The area of a rectangle is 14m^2, and the length of the rectangle is 3m less than twice the width. Find the dimensions of the rectangle.
L = 2w - 3
L * w = (2w-3) * w = 14
Solve for w then L.
width --- x m
length = 2x-3 m
x(2x-3) = 14
2x^2 - 3x - 14 = 0
Solve using your favourite method of solving quadratics
Hint: it factors
To solve this problem, we'll first set up equations based on the given information.
Let's assume that the width of the rectangle is represented by "w" meters.
Since the length of the rectangle is 3 meters less than twice the width, the length can be represented as "2w - 3" meters.
The formula to find the area of a rectangle is:
Area = Length * Width
We are given that the area is 14 square meters.

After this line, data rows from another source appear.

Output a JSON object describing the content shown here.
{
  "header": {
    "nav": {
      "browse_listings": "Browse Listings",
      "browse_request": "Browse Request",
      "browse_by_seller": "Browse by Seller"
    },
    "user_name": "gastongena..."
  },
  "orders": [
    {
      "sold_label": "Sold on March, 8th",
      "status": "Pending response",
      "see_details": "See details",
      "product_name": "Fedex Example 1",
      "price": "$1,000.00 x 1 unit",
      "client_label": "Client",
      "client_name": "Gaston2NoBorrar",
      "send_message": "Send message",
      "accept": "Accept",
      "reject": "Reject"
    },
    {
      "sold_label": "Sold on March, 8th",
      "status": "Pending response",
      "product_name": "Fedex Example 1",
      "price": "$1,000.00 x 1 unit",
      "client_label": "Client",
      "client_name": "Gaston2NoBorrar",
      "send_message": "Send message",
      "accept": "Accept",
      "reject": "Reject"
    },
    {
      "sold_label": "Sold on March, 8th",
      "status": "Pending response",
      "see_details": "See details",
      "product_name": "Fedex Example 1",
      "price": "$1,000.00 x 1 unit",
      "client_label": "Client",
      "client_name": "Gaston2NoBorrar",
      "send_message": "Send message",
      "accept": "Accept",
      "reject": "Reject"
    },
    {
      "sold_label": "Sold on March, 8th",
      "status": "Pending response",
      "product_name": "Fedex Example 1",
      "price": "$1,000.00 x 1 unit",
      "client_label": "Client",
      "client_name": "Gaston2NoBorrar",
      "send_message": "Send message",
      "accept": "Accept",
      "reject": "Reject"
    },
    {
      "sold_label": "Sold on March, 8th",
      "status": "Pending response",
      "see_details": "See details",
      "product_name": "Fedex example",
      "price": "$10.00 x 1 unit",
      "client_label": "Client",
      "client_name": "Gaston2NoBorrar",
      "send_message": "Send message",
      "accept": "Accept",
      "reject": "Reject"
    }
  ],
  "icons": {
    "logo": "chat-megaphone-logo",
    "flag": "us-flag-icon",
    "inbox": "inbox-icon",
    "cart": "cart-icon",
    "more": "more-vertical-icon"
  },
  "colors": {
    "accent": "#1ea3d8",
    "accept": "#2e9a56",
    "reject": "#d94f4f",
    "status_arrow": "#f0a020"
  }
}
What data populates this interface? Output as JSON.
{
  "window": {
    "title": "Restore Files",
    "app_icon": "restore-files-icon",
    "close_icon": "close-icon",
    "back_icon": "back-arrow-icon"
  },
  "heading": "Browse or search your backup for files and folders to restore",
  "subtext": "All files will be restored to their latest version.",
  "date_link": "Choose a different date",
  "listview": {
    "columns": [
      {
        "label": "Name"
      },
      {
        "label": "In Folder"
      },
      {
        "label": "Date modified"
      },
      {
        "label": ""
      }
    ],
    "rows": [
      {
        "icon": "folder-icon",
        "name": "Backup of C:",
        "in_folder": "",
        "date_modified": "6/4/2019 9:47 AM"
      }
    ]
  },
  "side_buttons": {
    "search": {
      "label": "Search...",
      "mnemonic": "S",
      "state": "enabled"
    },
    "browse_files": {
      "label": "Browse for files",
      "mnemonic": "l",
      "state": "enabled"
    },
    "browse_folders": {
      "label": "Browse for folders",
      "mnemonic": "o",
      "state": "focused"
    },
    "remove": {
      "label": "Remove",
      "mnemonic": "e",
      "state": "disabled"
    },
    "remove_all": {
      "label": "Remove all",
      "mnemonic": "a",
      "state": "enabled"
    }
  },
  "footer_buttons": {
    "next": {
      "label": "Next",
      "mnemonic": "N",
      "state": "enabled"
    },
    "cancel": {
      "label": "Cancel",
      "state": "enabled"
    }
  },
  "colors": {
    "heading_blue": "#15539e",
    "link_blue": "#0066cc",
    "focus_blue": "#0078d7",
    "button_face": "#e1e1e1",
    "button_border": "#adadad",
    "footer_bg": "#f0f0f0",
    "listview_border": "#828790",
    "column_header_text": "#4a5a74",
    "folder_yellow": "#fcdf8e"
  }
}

Therefore, we can set up the equation:
14 = (2w - 3) * w
To solve this equation, we can use the distributive property:
14 = 2w^2 - 3w
Rearranging the equation to set it equal to zero:
2w^2 - 3w - 14 = 0
Now, we can factor or use the quadratic formula to solve for "w". In this case, let's use factoring:
(2w - 7)(w + 2) = 0
Setting each factor equal to zero:
2w - 7 = 0 or w + 2 = 0
Solving each equation:
2w = 7 or w = -2
Dividing both sides by 2:
w = 7/2 or w = -2
Since the width cannot be negative, we can ignore the solution w = -2.
Therefore, the width of the rectangle is 7/2 or 3.5 meters.
To find the length, we can substitute this value back into our expression for the length:
Length = 2w - 3
Length = 2(3.5) - 3
Length = 7 - 3
Length = 4 meters
So, the dimensions of the rectangle are width = 3.5 meters and length = 4 meters.